Daniel T Chen (crimsun) on 2008-09-18
Changed in grep:
importance: Undecided → Wishlist
Lesmana Zimmer (lesmana) wrote :

i think this bug should not be reported against grep but against ubuntu, if that is possible. i tried to do that but i failed.

just for reference, here is a list of bug reports about problems caused by GREP_OPTIONS:
bug #75031
bug #257984
bug #398393
bug #540733

also related:
bug #545675

and for the fun of it, i also started a brainstorm about this:
http://brainstorm.ubuntu.com/idea/24141/

Lesmana Zimmer (lesmana) on 2010-04-09
affects: grep (Ubuntu) → ubuntu

GREP_OPTIONS is useful, because it allows the user set one option for many forms of grep (grep, egrep, fgrep, rgrep, zgrep, bzgrep, bzfgrep, bzegrep, etc.).

For example, here's what the man page for bzgrep says:

    If the GREP environment variable is set, bzgrep uses it as the grep program to be invoked.

    For example:

           for sh: GREP=fgrep bzgrep string files
           for csh: (setenv GREP fgrep; bzgrep string files)

If you disable GREP_OPTIONS and insist that users replace it with an alias, then users will need to set an alias for every form of *grep, and there are many different greps.

Christian Holtje (docwhat) wrote :

I'm not asking to remove GREP_OPTIONS from grep. I'm saying that in system scripts, such as the stuff in /etc/init.d/*, should some how ignore GREP_OPTIONS. I broke scripts by setting GREP_OPTIONS in non-obvious ways.

It's really hard to track down these problems, so maybe we should unset them automatically in /etc/init.d/* scripts and other system scripts.

Lesmana Zimmer (lesmana) wrote :

I do not understand why this is marked as duplicate of bug #75031.

bug #75031 is about the mysql init.d script choking on a poorly set GREP_OPTION.

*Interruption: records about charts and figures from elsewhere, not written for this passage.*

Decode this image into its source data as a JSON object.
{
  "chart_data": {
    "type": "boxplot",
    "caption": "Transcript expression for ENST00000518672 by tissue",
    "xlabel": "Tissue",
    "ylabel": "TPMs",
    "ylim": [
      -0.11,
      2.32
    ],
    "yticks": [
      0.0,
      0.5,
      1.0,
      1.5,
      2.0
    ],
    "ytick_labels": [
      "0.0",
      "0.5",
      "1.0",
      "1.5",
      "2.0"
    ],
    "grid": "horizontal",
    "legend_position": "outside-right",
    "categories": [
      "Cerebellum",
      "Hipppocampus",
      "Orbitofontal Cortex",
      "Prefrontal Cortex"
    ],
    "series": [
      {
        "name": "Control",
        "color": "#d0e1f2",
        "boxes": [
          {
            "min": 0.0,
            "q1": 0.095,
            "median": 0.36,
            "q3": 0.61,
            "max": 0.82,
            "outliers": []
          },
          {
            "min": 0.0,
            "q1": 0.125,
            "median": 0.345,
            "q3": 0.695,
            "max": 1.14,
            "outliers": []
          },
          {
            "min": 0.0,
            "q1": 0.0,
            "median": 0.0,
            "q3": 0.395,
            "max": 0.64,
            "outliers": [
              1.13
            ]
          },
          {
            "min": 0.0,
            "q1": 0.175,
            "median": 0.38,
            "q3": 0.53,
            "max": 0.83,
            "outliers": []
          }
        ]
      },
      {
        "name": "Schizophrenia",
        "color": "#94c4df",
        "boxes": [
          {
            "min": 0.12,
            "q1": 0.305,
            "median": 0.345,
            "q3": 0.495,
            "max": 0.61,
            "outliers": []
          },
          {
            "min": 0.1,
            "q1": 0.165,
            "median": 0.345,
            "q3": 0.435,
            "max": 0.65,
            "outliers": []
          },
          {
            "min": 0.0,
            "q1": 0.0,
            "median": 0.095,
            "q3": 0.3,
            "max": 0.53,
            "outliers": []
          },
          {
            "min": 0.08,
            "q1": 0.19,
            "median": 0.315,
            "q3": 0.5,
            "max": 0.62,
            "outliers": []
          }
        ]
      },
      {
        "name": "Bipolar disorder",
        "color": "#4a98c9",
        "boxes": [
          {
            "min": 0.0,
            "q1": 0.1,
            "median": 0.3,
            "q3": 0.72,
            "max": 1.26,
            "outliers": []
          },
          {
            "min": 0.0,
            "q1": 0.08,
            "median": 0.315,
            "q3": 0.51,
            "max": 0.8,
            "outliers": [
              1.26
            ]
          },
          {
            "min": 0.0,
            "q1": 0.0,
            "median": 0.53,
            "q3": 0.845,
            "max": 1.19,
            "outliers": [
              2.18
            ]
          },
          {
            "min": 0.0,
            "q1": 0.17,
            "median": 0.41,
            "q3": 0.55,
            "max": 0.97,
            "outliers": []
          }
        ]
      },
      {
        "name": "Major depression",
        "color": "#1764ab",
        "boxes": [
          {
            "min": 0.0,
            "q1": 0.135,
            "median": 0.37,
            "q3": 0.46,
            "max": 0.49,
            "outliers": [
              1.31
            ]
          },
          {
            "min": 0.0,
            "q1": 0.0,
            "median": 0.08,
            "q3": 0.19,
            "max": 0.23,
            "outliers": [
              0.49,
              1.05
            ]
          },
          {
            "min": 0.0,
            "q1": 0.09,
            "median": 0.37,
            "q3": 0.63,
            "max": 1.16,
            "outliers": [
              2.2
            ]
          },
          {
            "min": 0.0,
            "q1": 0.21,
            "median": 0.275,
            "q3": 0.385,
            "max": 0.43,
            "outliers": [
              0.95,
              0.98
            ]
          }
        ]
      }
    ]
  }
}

bug #67141 (this bug) is about a system-wide policy to unset GREP_OPTION by default.

if ubuntu has no interest in setting up a system-wide policy then mark this bug as WONTFIX. marking this as duplicate makes no sense.

komputes (komputes) wrote :

In attempting to triage this bug, I'm unable to find GREP_OPTIONS in env command output or in my .bashrc. Is this still an issue in the latest release, if so can you specify where this variable can be found after a default installation.

Changed in ubuntu:
status: New → Incomplete
Christian Holtje (docwhat) wrote :

komputes: They aren't in the init scripts, etc.

The problem is that if a user adds GREP_OPTIONS to their environment (manually, or via .bashrc, etc.) then it can break init.d scripts, etc.

At the time, if you did `env GREP_OPTIONS=-E /etc/init.d/blah start` it could break the `blah` script in unpredictable ways. Also it can break various scripts in /usr/bin and /bin

Depending on the users setup, GREP_OPTIONS may also make it through a sudo call.

The reason why this is a problem is that troubleshooting this kind of problem can be very difficult because only the person with GREP_OPTIONS set will have the breakage and it'll not be obvious that this is happening.

I hope that clears this up.

Ciao!

Launchpad Janitor (janitor) wrote :

[Expired for Ubuntu because there has been no activity for 60 days.]